The giant Fiji-born, Bath winger blasted his way over for two tries in England’s 58-15 Twickenham victory over the country of his birth a fortnight ago.
But he was deemed surplus to requirements to face Argentina on Saturday and was sent back to his club again on Friday despite the suspension of Elliot Daly.
It was deja vu for twice-capped Rokoduguni, 29, after being dropped following his England debut against New Zealand two years ago.
But Bath’s director of rugby Todd Blackadder said the former lance corporal and reconnaissance tank soldier of the Royal Scots Dragoon Guards, who served in Afghanistan, had used his military know-how to put the England disappointment behind him.
Kiwi legend Blackadder, below, told The Rugby Paper: “I thought he handled himself really well last week. He controlled the controllables and got man of the match (for England) and didn’t get selected for the next game.
“He didn’t do anything wrong and just came back and played well for us against Harlequins. If he gets another opportunity, he will take it again.”
Blackadder said the wing showed his true colours when he returned to Bath. “I think he is tough. You have to show a bit of resilience at times because not everything is going to go your way.
“He has been performing well and had another opportunity and took it.
“It is up to Eddie Jones whether he selects Roko or not again, it is not up to Roko. He can only control his performance and I think he has done a great job.
“Everyone needs to respect that. They need to leave Roko alone and let him get on and play his footie. He is in the Army. He is a tough boy and he handles it bloody well.”
Serving in the military has hardened Rokoduguni to take disappointments.

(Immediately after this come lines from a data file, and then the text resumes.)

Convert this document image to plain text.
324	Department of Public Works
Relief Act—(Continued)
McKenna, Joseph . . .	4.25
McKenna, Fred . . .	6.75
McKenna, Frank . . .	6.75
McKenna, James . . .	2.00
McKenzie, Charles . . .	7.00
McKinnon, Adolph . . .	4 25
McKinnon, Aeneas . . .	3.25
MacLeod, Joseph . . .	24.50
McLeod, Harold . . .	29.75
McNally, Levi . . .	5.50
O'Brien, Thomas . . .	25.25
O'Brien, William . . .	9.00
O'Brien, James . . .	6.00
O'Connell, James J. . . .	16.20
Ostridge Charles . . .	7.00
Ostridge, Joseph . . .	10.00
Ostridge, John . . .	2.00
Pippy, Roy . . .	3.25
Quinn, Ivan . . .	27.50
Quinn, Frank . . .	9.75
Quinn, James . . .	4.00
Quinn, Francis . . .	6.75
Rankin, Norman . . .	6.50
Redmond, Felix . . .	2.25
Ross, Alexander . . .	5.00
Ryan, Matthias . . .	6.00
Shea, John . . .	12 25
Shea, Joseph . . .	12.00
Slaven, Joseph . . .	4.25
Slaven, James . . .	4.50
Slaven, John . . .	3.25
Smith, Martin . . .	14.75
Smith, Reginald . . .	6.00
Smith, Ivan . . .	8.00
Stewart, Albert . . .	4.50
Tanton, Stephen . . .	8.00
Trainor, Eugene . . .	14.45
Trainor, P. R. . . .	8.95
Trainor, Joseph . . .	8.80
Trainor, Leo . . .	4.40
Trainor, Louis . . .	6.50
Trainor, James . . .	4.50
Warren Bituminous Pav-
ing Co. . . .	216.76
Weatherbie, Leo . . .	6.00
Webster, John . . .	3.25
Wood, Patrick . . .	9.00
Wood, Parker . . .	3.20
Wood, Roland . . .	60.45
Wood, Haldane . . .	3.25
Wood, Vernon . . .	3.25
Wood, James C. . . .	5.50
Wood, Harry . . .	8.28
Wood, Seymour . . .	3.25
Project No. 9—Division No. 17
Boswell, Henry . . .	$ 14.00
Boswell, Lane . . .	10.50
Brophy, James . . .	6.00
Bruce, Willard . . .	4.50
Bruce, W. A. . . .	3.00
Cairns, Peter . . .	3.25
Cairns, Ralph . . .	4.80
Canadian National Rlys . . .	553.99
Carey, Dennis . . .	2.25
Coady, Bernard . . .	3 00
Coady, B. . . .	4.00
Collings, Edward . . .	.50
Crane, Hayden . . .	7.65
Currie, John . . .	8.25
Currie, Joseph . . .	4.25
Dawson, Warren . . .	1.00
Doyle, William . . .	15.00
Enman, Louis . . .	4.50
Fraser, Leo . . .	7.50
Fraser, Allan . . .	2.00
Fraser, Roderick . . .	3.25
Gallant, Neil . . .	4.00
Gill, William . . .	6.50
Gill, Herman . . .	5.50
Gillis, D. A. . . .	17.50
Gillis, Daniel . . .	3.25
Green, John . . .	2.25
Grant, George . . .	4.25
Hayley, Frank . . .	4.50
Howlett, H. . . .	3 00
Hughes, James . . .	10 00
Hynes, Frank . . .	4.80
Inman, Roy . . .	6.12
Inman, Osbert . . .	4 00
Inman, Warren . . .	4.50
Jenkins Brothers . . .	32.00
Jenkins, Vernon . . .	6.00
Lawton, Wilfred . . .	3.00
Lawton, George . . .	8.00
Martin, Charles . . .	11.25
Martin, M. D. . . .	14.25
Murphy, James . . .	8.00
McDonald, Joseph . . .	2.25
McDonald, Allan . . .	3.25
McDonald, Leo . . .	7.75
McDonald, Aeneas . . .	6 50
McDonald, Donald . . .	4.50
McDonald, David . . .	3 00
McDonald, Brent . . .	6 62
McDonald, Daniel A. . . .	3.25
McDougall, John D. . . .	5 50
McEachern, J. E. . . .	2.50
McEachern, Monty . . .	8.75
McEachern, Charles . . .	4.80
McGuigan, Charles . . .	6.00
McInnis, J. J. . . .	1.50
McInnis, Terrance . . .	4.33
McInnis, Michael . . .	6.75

Blackadder said: “You get used to your set-backs and knock-backs and, for some people, they make them strong and tough and for others, it really effects them.
“But Roko is one of those guys who just gets stronger and tougher.”
Blackadder was not surprised that Jones sent him back to Bath after the Fiji match – nor again prior to yesterday’s clash with Australia.
“This is just part and parcel of selections and dynamics and what is best for the team.
“It is the coach’s prerogative to do that,” said the 25 cap All Black, who skippered his country 14 times.
“I am not surprised because you see it all the time with guys who come in and play really well but there are others who have earned the respect, are trusted and maybe that the coach just likes them.
“It is about not taking it personally and just keep focusing on the performance side of it. He just needs to keep performing.
“Nobody has a right to any jersey – it is a competitive market now.”